El día y medio que pasé en la mágica Ceuta me permitió conocer a mucha gente, pulsar el estado de ánimo y acreditar con inevitable impotencia que el éxodo está en marcha. Hasta ese último jueves de julio que cambió la historia local, seguramente para siempre, era habitual que los ceutíes más pudientes enviasen a sus hijos a estudiar a Málaga —principal punto de destino— o a Madrid. Ahora, visto lo visto, certificado que la coyuntura es hoy peor que ayer pero mejor que mañana, son legión los que han optado por mudar a sus vástagos a buscarse un porvenir en Málaga. Ya no son únicamente los ricos locales, los padres más modestos han estrujado los ahorros para sacar a los suyos del paraíso transformado en infierno. Si tus hijas han de ir provistas de gas pimienta para que no las violen, si los más pequeños han de desplazarse al cole en coche para evitar que les roben la cartera y si no duermes por temor a que okupen tu hogar cuando no hay nadie en casa, lo normal es que hagas las maletas. La resiliencia, ese cursi concepto que popularizó el lacayo de Mohamed VI, tiene un límite.
La ‘resiliencia’, ese cursi concepto que popularizó el lacayo de Mohamed VI, tiene un límite
Antes la chavalería en edad escolar o universitaria emigraba a la Península, ahora se larga todo el que puede y en muchos casos con la madre de acompañante mientras el cabeza de familia se queda salvando los muebles en la ciudad que les vio nacer y crecer. Se repite en el sur de España la historia del País Vasco y Navarra. Primero se pone a salvaguarda a los descendientes, luego se suman el padre o la madre y, al final, ponen pies en polvorosa los últimos de Filipinas del clan.

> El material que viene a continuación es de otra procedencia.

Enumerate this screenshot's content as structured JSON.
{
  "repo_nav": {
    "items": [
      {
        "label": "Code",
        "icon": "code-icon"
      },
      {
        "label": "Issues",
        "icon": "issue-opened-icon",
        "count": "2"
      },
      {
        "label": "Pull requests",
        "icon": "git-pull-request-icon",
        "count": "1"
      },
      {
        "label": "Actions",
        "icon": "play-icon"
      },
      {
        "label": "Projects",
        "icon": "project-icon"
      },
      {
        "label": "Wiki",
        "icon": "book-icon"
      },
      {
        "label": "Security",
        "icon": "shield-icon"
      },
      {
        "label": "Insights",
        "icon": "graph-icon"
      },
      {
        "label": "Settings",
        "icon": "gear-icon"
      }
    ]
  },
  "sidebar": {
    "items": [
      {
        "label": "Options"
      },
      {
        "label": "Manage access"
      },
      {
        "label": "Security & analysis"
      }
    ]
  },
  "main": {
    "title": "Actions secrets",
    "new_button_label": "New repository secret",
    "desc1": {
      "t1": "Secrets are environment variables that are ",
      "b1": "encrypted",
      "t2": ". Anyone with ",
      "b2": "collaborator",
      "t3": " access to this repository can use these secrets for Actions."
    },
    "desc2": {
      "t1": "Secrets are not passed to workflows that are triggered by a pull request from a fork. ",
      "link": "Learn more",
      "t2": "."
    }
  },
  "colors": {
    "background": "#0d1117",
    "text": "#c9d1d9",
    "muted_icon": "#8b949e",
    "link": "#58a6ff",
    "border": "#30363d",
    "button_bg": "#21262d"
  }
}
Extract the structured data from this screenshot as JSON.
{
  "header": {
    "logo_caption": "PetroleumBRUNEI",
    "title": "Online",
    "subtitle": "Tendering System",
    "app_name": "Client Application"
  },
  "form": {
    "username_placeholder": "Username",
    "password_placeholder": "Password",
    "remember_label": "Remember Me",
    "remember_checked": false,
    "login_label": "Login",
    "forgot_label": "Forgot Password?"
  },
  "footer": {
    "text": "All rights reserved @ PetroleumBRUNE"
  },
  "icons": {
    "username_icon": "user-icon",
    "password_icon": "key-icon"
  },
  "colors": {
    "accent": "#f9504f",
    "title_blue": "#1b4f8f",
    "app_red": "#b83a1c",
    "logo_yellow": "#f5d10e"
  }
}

La limpieza étnica está servida. Y devendrá en irreversible el no muy lejano día en que a Marruecos le venga en gana enviarnos otras decenas de miles de personas que en su mayor parte son mangantes. SI cuentas ya con 20.000 sobre el terreno, si de facto te has hecho con la ciudad, basta con que lleguen otros 40.000 ó 50.000 para cambiar por la vía de los hechos consumados la sociología local. Ocurrió con los ucranianos en época de Stalin, en el País Vasco hace no mucho, con los tutsis en Ruanda en 1994, con los musulmanes bosnios e históricamente con el pueblo de Yahvé. La gran diferencia es que esta invasión es sibilinamente pacífica, lo que la hace tanto más peligrosa y efectiva. O echamos con cajas destempladas a los invasores y levantamos un gigantesco muro modelo Trump o Ceuta y Melilla serán antes o después territorio Marruecos. Esto huele a rendición histórica. Tiempo al tiempo. Dios, o Alá, quieran que me equivoque.